Ama dinozorlar geçmişte yaşamadı mı?... Form-yapıca evet -zaten zaman da bu kalıcı olmayan form-yapı-biçim namına soyutlanıyor-, ama
madde-n damarlarınızda dolaşıyor, ne geçmişte, ne gelecekte, ne ileride, ne de geride, zaman geçtiği veya zamana yenik düştükleri için kaybolmadılar-kaybolan form-, form-yapıları değiştiği ve korunamadığı için form-yapılarını sürdüremediler-dönüştüremediler. Böylece bizim için öznel bir ifade hayat kazandı, geçmişte kaldılar dedik-kendimizi, şimdiyi referans aldık-, oysa madde-n(şimdi de, geçmişte kalmayan) damarlarımızda. Peynir zaman geçtiği için mi küflenir-hayır, zaman faktör değildir bir soyutlamadır-, buzlukta ne oluyor-tersinden tabirle, işte zaman yavaşladı-sebep? Demek ki öznel zaman şeylerin form-yapılarının değişkenliğine göre soyutlanmakta, sabit alıp -örneğin buzluktaki peyniri mi, açıktaki mi?- üzerinde matematiksel jimnastikler yapılacak bir kavram değil...
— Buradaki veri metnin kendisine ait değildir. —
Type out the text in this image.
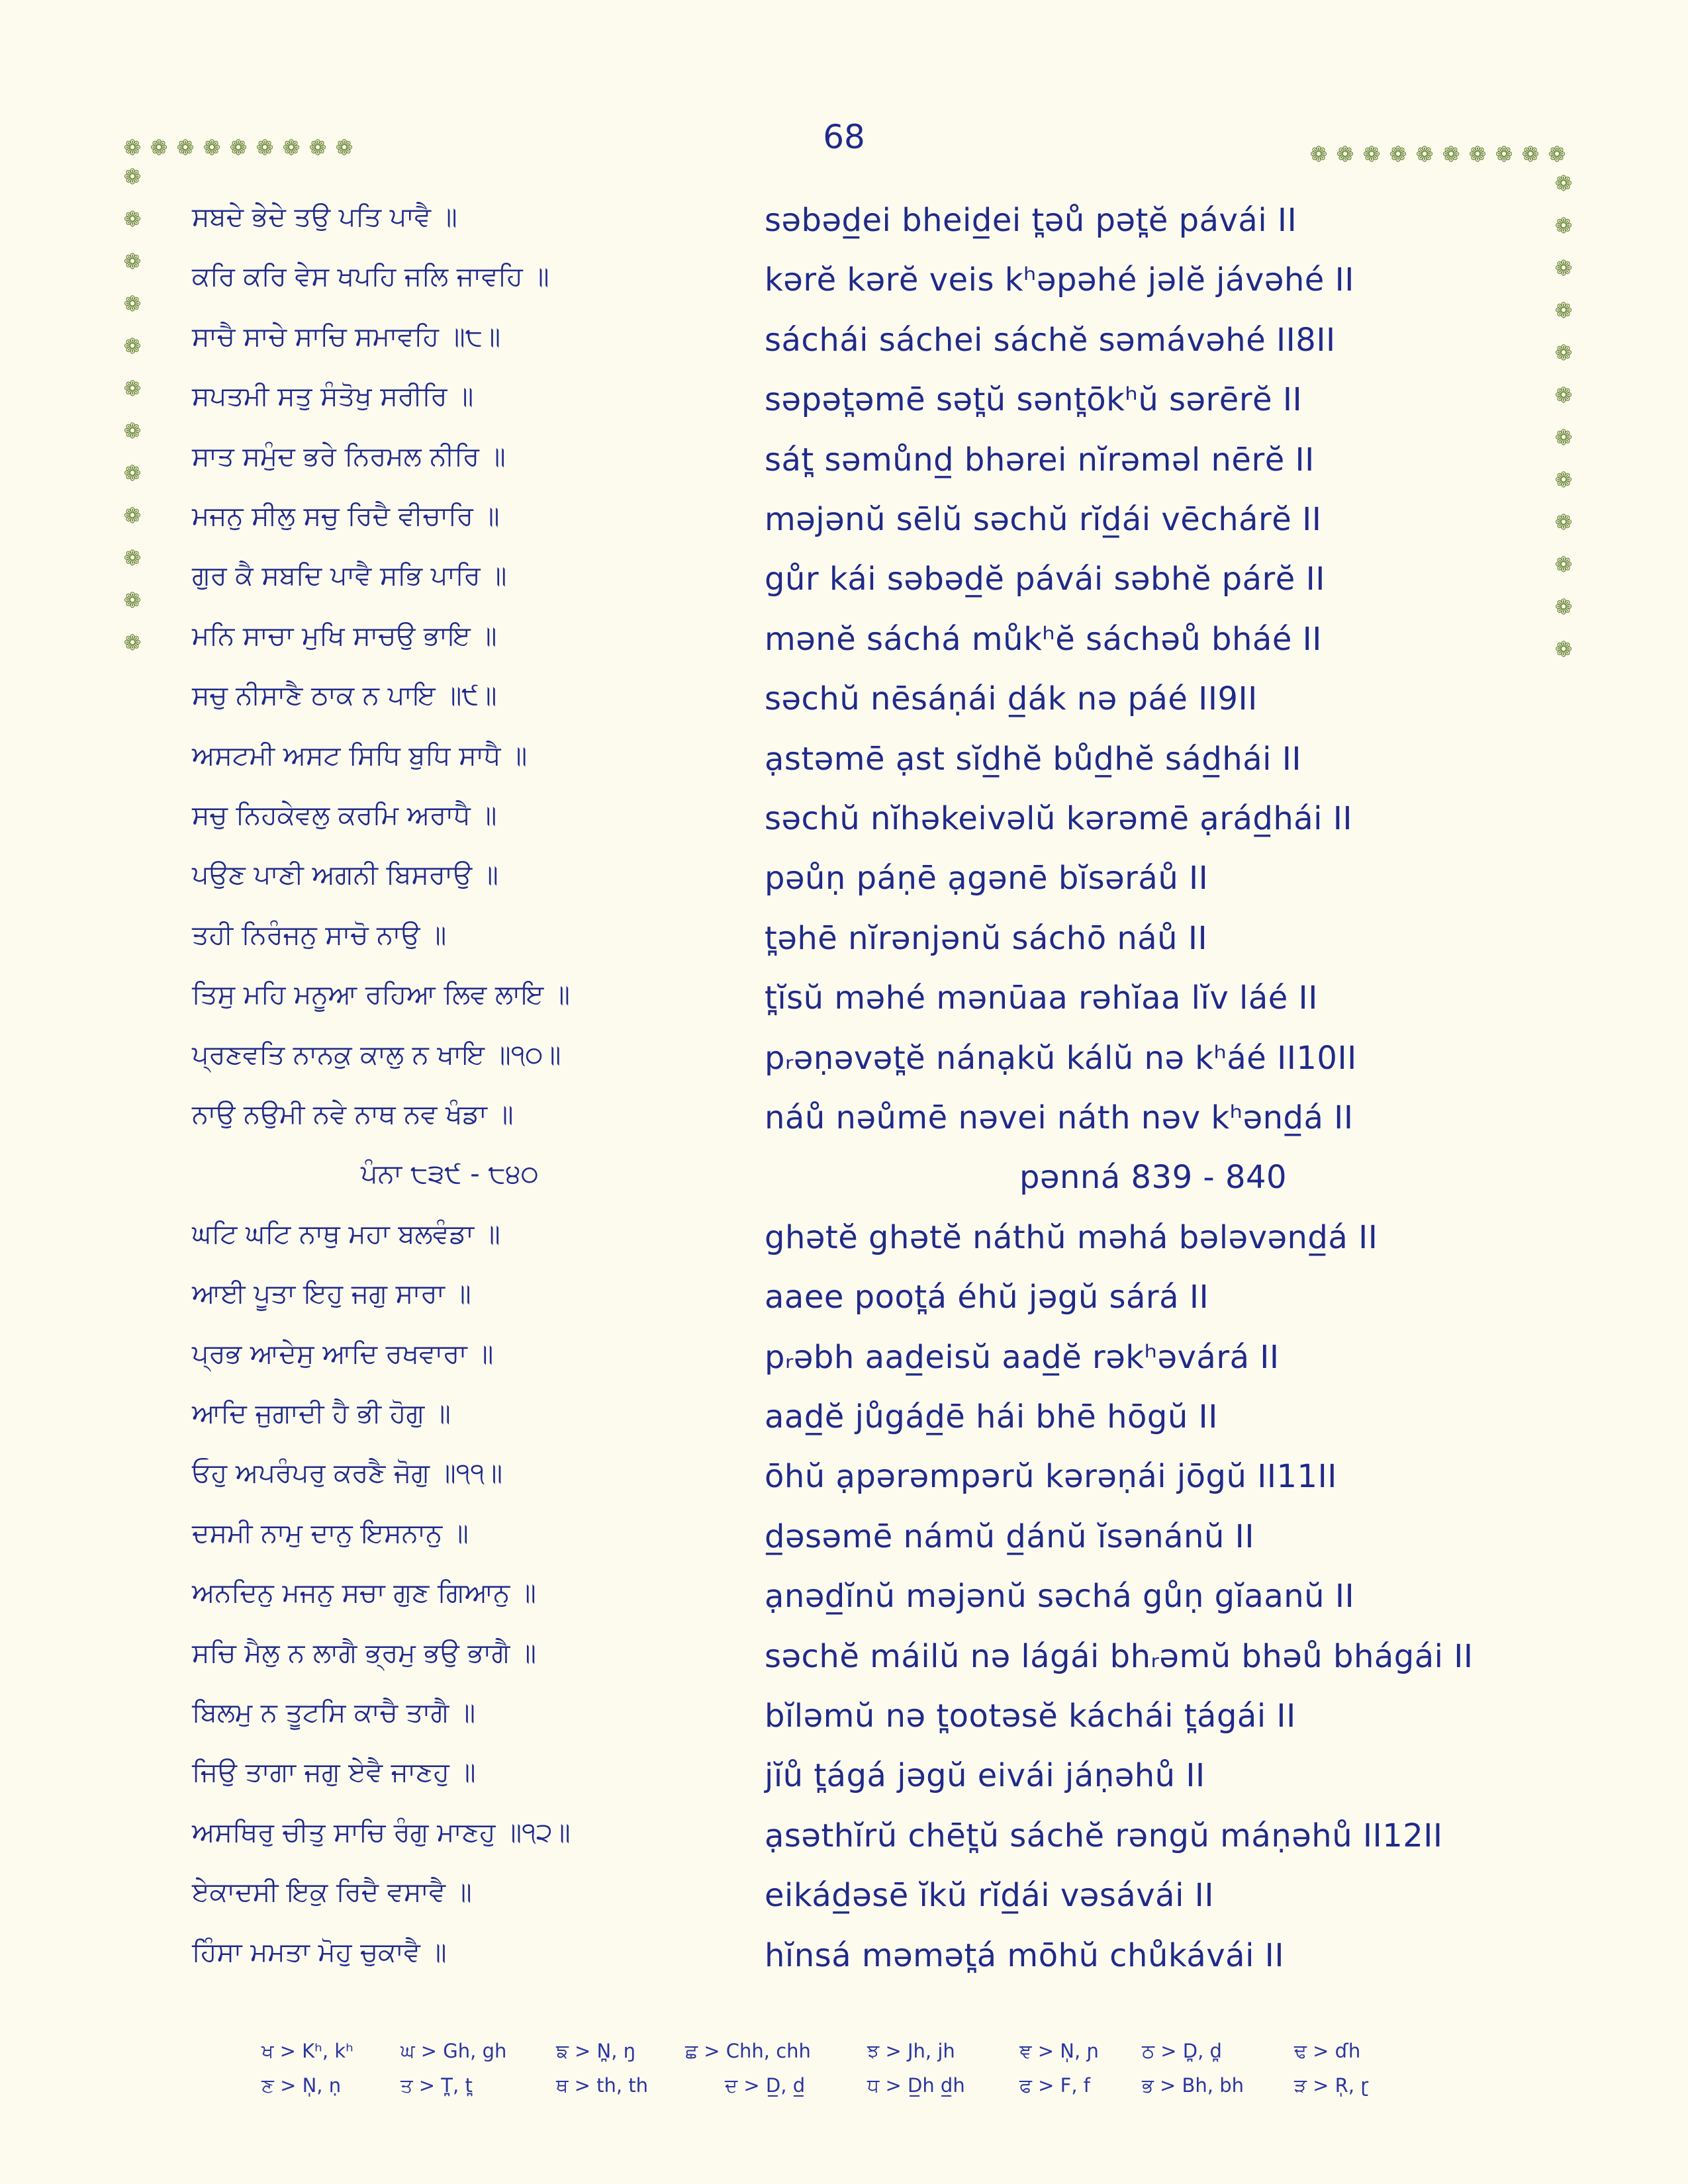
68
❁ ❁ ❁ ❁ ❁ ❁ ❁ ❁ ❁
❁
❁
❁
❁
❁
❁
❁
❁
❁
❁
❁
❁
❁ ❁ ❁ ❁ ❁ ❁ ❁ ❁ ❁ ❁
❁
❁
❁
❁
❁
❁
❁
❁
❁
❁
❁
❁
ਸਬਦੇ ਭੇਦੇ ਤਉ ਪਤਿ ਪਾਵੈ ॥	səbəd̲ei bheid̲ei t̪əů pət̪ĕ pávái II
ਕਰਿ ਕਰਿ ਵੇਸ ਖਪਹਿ ਜਲਿ ਜਾਵਹਿ ॥	kərĕ kərĕ veis kʰəpəhé jəlĕ jávəhé II
ਸਾਚੈ ਸਾਚੇ ਸਾਚਿ ਸਮਾਵਹਿ ॥੮॥	sáchái sáchei sáchĕ səmávəhé II8II
ਸਪਤਮੀ ਸਤੁ ਸੰਤੋਖੁ ਸਰੀਰਿ ॥	səpət̪əmē sət̪ŭ sənt̪ōkʰŭ sərērĕ II
ਸਾਤ ਸਮੁੰਦ ਭਰੇ ਨਿਰਮਲ ਨੀਰਿ ॥	sát̪ səmůnd̲ bhərei nĭrəməl nērĕ II
ਮਜਨੁ ਸੀਲੁ ਸਚੁ ਰਿਦੈ ਵੀਚਾਰਿ ॥	məjənŭ sēlŭ səchŭ rĭd̲ái vēchárĕ II
ਗੁਰ ਕੈ ਸਬਦਿ ਪਾਵੈ ਸਭਿ ਪਾਰਿ ॥	gůr kái səbəd̲ĕ pávái səbhĕ párĕ II
ਮਨਿ ਸਾਚਾ ਮੁਖਿ ਸਾਚਉ ਭਾਇ ॥	mənĕ sáchá můkʰĕ sáchəů bháé II
ਸਚੁ ਨੀਸਾਣੈ ਠਾਕ ਨ ਪਾਇ ॥੯॥	səchŭ nēsáṇái d̲ák nə páé II9II
ਅਸਟਮੀ ਅਸਟ ਸਿਧਿ ਬੁਧਿ ਸਾਧੈ ॥	ạstəmē ạst sĭd̲hĕ bůd̲hĕ sád̲hái II
ਸਚੁ ਨਿਹਕੇਵਲੁ ਕਰਮਿ ਅਰਾਧੈ ॥	səchŭ nĭhəkeivəlŭ kərəmē ạrád̲hái II
ਪਉਣ ਪਾਣੀ ਅਗਨੀ ਬਿਸਰਾਉ ॥	pəůṇ páṇē ạgənē bĭsəráů II
ਤਹੀ ਨਿਰੰਜਨੁ ਸਾਚੋ ਨਾਉ ॥	t̪əhē nĭrənjənŭ sáchō náů II
ਤਿਸੁ ਮਹਿ ਮਨੂਆ ਰਹਿਆ ਲਿਵ ਲਾਇ ॥	t̪ĭsŭ məhé mənūaa rəhĭaa lĭv láé II
ਪ੍ਰਣਵਤਿ ਨਾਨਕੁ ਕਾਲੁ ਨ ਖਾਇ ॥੧੦॥	pᵣəṇəvət̪ĕ nánạkŭ kálŭ nə kʰáé II10II
ਨਾਉ ਨਉਮੀ ਨਵੇ ਨਾਥ ਨਵ ਖੰਡਾ ॥	náů nəůmē nəvei náth nəv kʰənd̲á II
ਪੰਨਾ ੮੩੯ - ੮੪੦	pənná 839 - 840
ਘਟਿ ਘਟਿ ਨਾਥੁ ਮਹਾ ਬਲਵੰਡਾ ॥	ghətĕ ghətĕ náthŭ məhá bələvənd̲á II
ਆਈ ਪੂਤਾ ਇਹੁ ਜਗੁ ਸਾਰਾ ॥	aaee poot̪á éhŭ jəgŭ sárá II
ਪ੍ਰਭ ਆਦੇਸੁ ਆਦਿ ਰਖਵਾਰਾ ॥	pᵣəbh aad̲eisŭ aad̲ĕ rəkʰəvárá II
ਆਦਿ ਜੁਗਾਦੀ ਹੈ ਭੀ ਹੋਗੁ ॥	aad̲ĕ jůgád̲ē hái bhē hōgŭ II
ਓਹੁ ਅਪਰੰਪਰੁ ਕਰਣੈ ਜੋਗੁ ॥੧੧॥	ōhŭ ạpərəmpərŭ kərəṇái jōgŭ II11II
ਦਸਮੀ ਨਾਮੁ ਦਾਨੁ ਇਸਨਾਨੁ ॥	d̲əsəmē námŭ d̲ánŭ ĭsənánŭ II
ਅਨਦਿਨੁ ਮਜਨੁ ਸਚਾ ਗੁਣ ਗਿਆਨੁ ॥	ạnəd̲ĭnŭ məjənŭ səchá gůṇ gĭaanŭ II
ਸਚਿ ਮੈਲੁ ਨ ਲਾਗੈ ਭ੍ਰਮੁ ਭਉ ਭਾਗੈ ॥	səchĕ máilŭ nə lágái bhᵣəmŭ bhəů bhágái II
ਬਿਲਮੁ ਨ ਤੂਟਸਿ ਕਾਚੈ ਤਾਗੈ ॥	bĭləmŭ nə t̪ootəsĕ káchái t̪ágái II
ਜਿਉ ਤਾਗਾ ਜਗੁ ਏਵੈ ਜਾਣਹੁ ॥	jĭů t̪ágá jəgŭ eivái jáṇəhů II
ਅਸਥਿਰੁ ਚੀਤੁ ਸਾਚਿ ਰੰਗੁ ਮਾਣਹੁ ॥੧੨॥	ạsəthĭrŭ chēt̪ŭ sáchĕ rəngŭ máṇəhů II12II
ਏਕਾਦਸੀ ਇਕੁ ਰਿਦੈ ਵਸਾਵੈ ॥	eikád̲əsē ĭkŭ rĭd̲ái vəsávái II
ਹਿੰਸਾ ਮਮਤਾ ਮੋਹੁ ਚੁਕਾਵੈ ॥	hĭnsá məmət̪á mōhŭ chůkávái II
ਖ > Kʰ, kʰ ਘ > Gh, gh	ਙ > N̪, ŋ	ਛ > Chh, chh	ਝ > Jh, jh	ਞ > N̩, ɲ ਠ > D̪, d̪	ਢ > ɗh
ਣ > N̩, ṇ	ਤ > T̪, t̪	ਥ > th, th	ਦ > D̲, d̲	ਧ > D̲h d̲h	ਫ > F, f	ਭ > Bh, bh	ੜ > R̩, ɽ
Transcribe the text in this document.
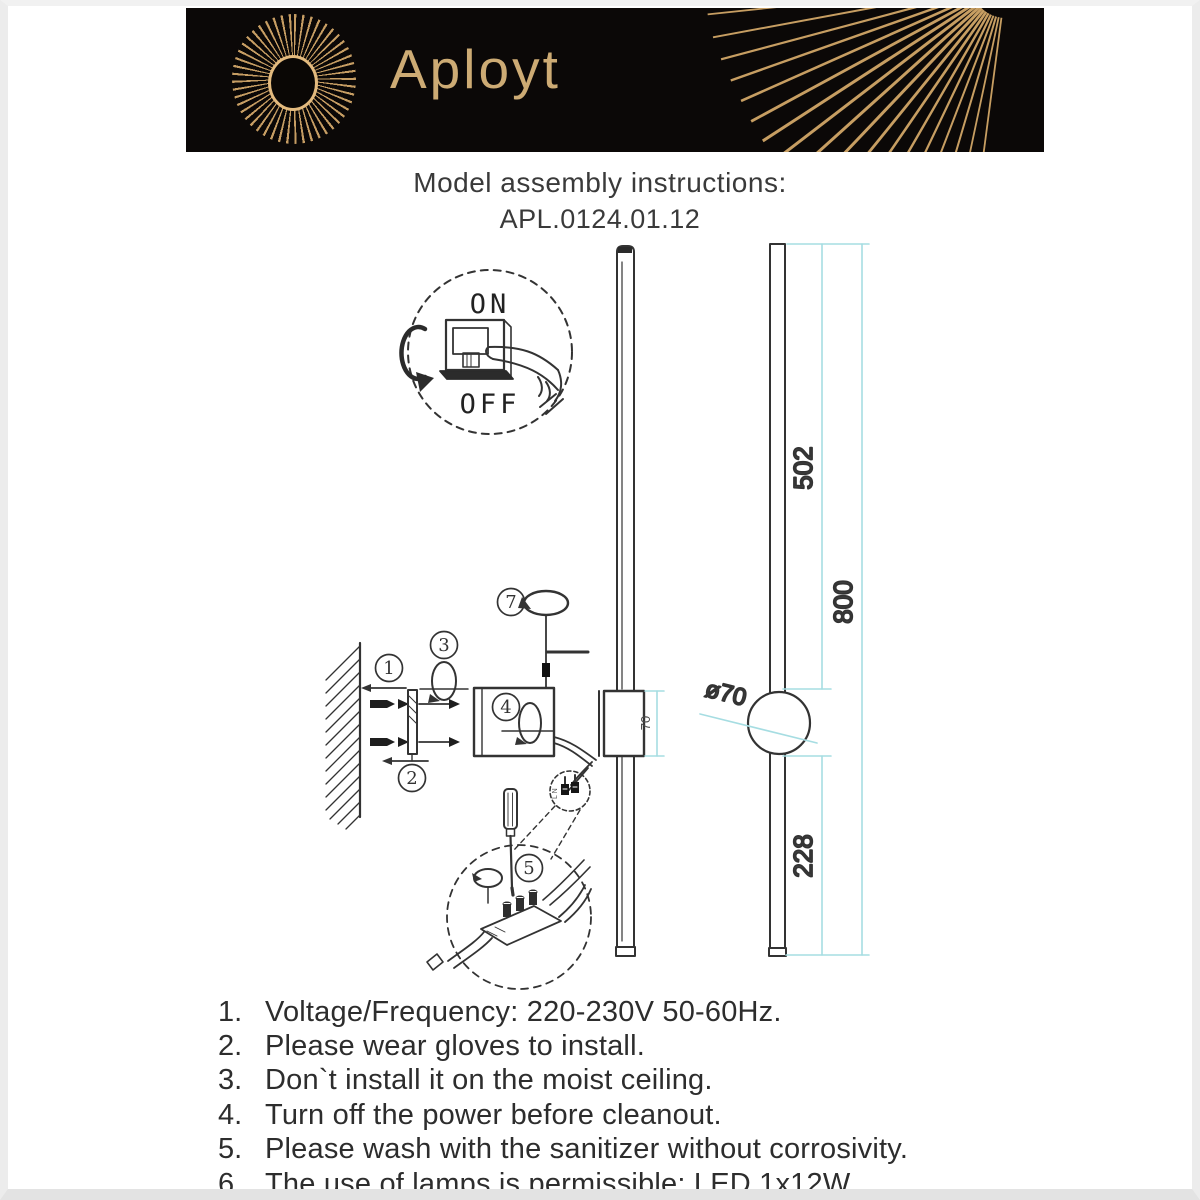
Aployt
Model assembly instructions:
APL.0124.01.12
ON
OFF
1
2
3
4
7
70
L N
5
502
800
228
ø70
1. Voltage/Frequency: 220-230V 50-60Hz.
2. Please wear gloves to install.
3. Don`t install it on the moist ceiling.
4. Turn off the power before cleanout.
5. Please wash with the sanitizer without corrosivity.
6. The use of lamps is permissible: LED 1x12W.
Nesnel gerçek yönsüzdür, yön özneldir ve ileri, geri kavramlarımızda, zemini nesnel, kavramlar öznel-referansa göre değişken o sebeple bu tür hesaplar öznellik adına nesnelliğe dayatılamaz-paradoks-, ama öznel ifadeler namına(referanslarımızla) kullanılabilir,
nesnele dayatılırsa arıza olur...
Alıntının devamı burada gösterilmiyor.